10月24日に放送された野球トークバラエティ「ダグアウト!!!」(毎週木曜夜10:00-11:00、BSJapanext<263ch>)。今回は“大ちゃんフィーバー”と言われるほどの人気を博したヤクルトスワローズ・横浜ベイスターズの荒木大輔と、埼玉西武ライオンズ黄金時代をけん引した伊東勤がゲストだ。MCの真中満と現役・監督時代がかぶっていることもあり、当時の裏話が盛り上がりを見せた。
オープニングトークでは、まず真中と伊東の接点が話にのぼる。2人はそれぞれヤクルトと千葉ロッテマリーンズの監督をしていたのだが、その時期は真中が2015年~2017年、伊東が2013年~2017年とぴったりかぶっている。
ただ印象に残っているのは2017年。両チームとも厳しい戦績で、「とりあえず最後まで頑張ろうな」とお互いに励ましあったほどだとか。特に真中はヤクルト史上最悪レベルの96敗を喫してしまい、気分がひどく落ち込んでしまっていたそうだ。しかし家に帰ってパ・リーグを見たとき、「ロッテが負けてると、少し安心…」とよほど追い詰められていた当時の心情を暴露した。

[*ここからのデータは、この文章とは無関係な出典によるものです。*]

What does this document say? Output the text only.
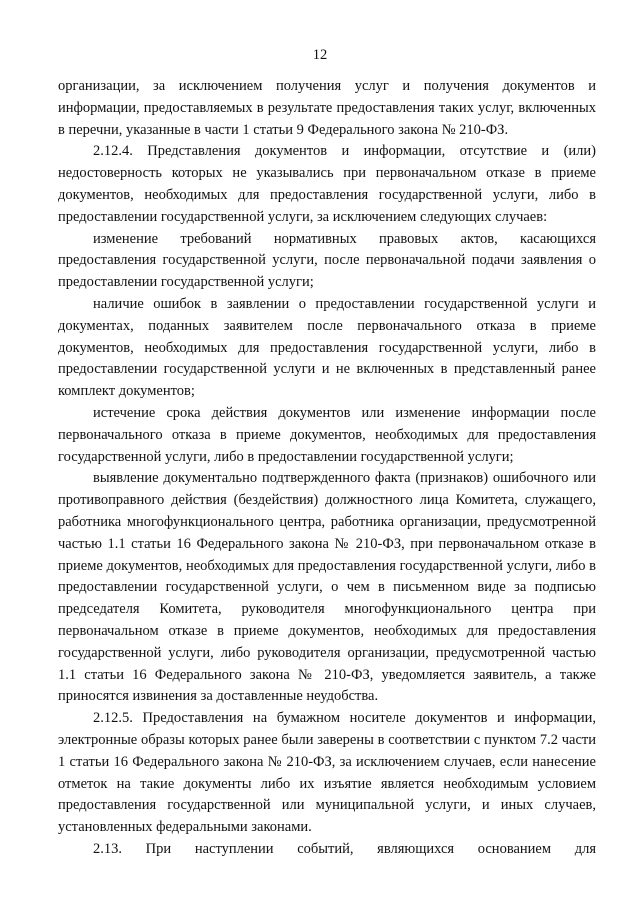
12

организации, за исключением получения услуг и получения документов и информации, предоставляемых в результате предоставления таких услуг, включенных в перечни, указанные в части 1 статьи 9 Федерального закона № 210-ФЗ.

2.12.4. Представления документов и информации, отсутствие и (или) недостоверность которых не указывались при первоначальном отказе в приеме документов, необходимых для предоставления государственной услуги, либо в предоставлении государственной услуги, за исключением следующих случаев:

изменение требований нормативных правовых актов, касающихся предоставления государственной услуги, после первоначальной подачи заявления о предоставлении государственной услуги;

наличие ошибок в заявлении о предоставлении государственной услуги и документах, поданных заявителем после первоначального отказа в приеме документов, необходимых для предоставления государственной услуги, либо в предоставлении государственной услуги и не включенных в представленный ранее комплект документов;

истечение срока действия документов или изменение информации после первоначального отказа в приеме документов, необходимых для предоставления государственной услуги, либо в предоставлении государственной услуги;

выявление документально подтвержденного факта (признаков) ошибочного или противоправного действия (бездействия) должностного лица Комитета, служащего, работника многофункционального центра, работника организации, предусмотренной частью 1.1 статьи 16 Федерального закона № 210-ФЗ, при первоначальном отказе в приеме документов, необходимых для предоставления государственной услуги, либо в предоставлении государственной услуги, о чем в письменном виде за подписью председателя Комитета, руководителя многофункционального центра при первоначальном отказе в приеме документов, необходимых для предоставления государственной услуги, либо руководителя организации, предусмотренной частью 1.1 статьи 16 Федерального закона № 210-ФЗ, уведомляется заявитель, а также приносятся извинения за доставленные неудобства.

2.12.5. Предоставления на бумажном носителе документов и информации, электронные образы которых ранее были заверены в соответствии с пунктом 7.2 части 1 статьи 16 Федерального закона № 210-ФЗ, за исключением случаев, если нанесение отметок на такие документы либо их изъятие является необходимым условием предоставления государственной или муниципальной услуги, и иных случаев, установленных федеральными законами.

2.13. При наступлении событий, являющихся основанием для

「より所じゃないですけど、もう逃げ道がないんですよ!」と監督業の苦しさを明かす真中。ただそうしたなかでも、休養だけは取らないという方向で話をしたという。「それだけはやめようってたぶん、おそらく言ったと思うんですよ。最後まで全うしようと。どういう結果になろうとね」真中にアドバイスした言葉を振り返る伊東に、真中は改めて2017年シーズンラストの苦しい時期をどう乗り越えたのかと聞く。
伊東は「あれだけ負ければ、シーズン途中くらいに覚悟してた」と、監督としては同年が最後になることを覚悟していたそうだ。しかしそれほど厳しい成績であっても、応援してくれるファンはいる。ファンのためにも頑張ろうと自分を奮い立たせた伊東は、その気持ちをライトスタンドにいるファンたちに毎試合伝えるのを忘れなかったと明かす。
もちろん自分では行けないものの、球団職員へ伝言を頼んだ伊東。「選手たちは本当に一試合一試合、真剣にやってるんで、最後まで申し訳ないけど応援してください」その熱意が効いたのか、最悪のシーズン中でもロッテファンからの声援は途切れなかった。極限に苦しい時期だからこそ、それでも応援してくれるロッテファンの温かさが記憶に残っているのだろう。
真中と伊東が明かした監督時代の裏話に、MC・平井理央も「心の中で繋がってたっていうか、意外な絆が…」と思わずほっこりしていた。
番組の人気コーナー「ダグアウト!!!球界相関図」では、ゲストの人間関係を深掘りしていく企画。キーワードに併せて思いつく人名を挙げていき、相関図を作っていく。
「天才だと思った選手」を荒木と伊東に尋ねたところ、伊東は「誰もがおそらくそう思うだろうと思う選手…イチロー選手ですよね」と切り出した。「イチローをどうやって抑えようかっていつも対策を練るんですけど、最後まで答えは出なかったです」メジャーでもシーズン最多安打、史上唯一の10年連続200安打という記録を打ち立てたイチロー。現役時代がかぶっていた2人には遥かに高い壁と映ったようだ。
“ここに投げれば”という弱点がなく、勝敗は本人のコンディションにかかっていたというほど手の付けられない選手だったイチロー。「セオリーが通用しなかったです」「ヒットだったらOKという感じでいつも攻めてましたね」と、諦めまで覗くほどの怪物選手だったという。
そしてそのイチローを抑えたのが、松坂大輔でもある。高卒1年目の松坂が5年連続首位打者だったイチローを討ち取った際の衝撃は、いまでも記憶に残っている。伊東はそのときのキャッチャーではなかったのだが、やはり記憶には強く残っているようす。
左打ちのバッターに外からのスライダーを打つ投手は少なかったのだが、松坂はそこをうまくついてイチローを抑えることに成功。ただそのスライダーも付け焼刃のものではなく、伊東いわく「下手すりゃベース1個分曲がる」ほど驚異の切れ味を誇っていたそうだ。
天才・イチローを抑えた松坂。歴史的な瞬間に立ち会った興奮は忘れられないと明かしつつ、「ただそのときのピッチャー、僕じゃなかったんですよ」と語る伊東のしょぼくれた顔でスタジオは笑いに包まれるのだった。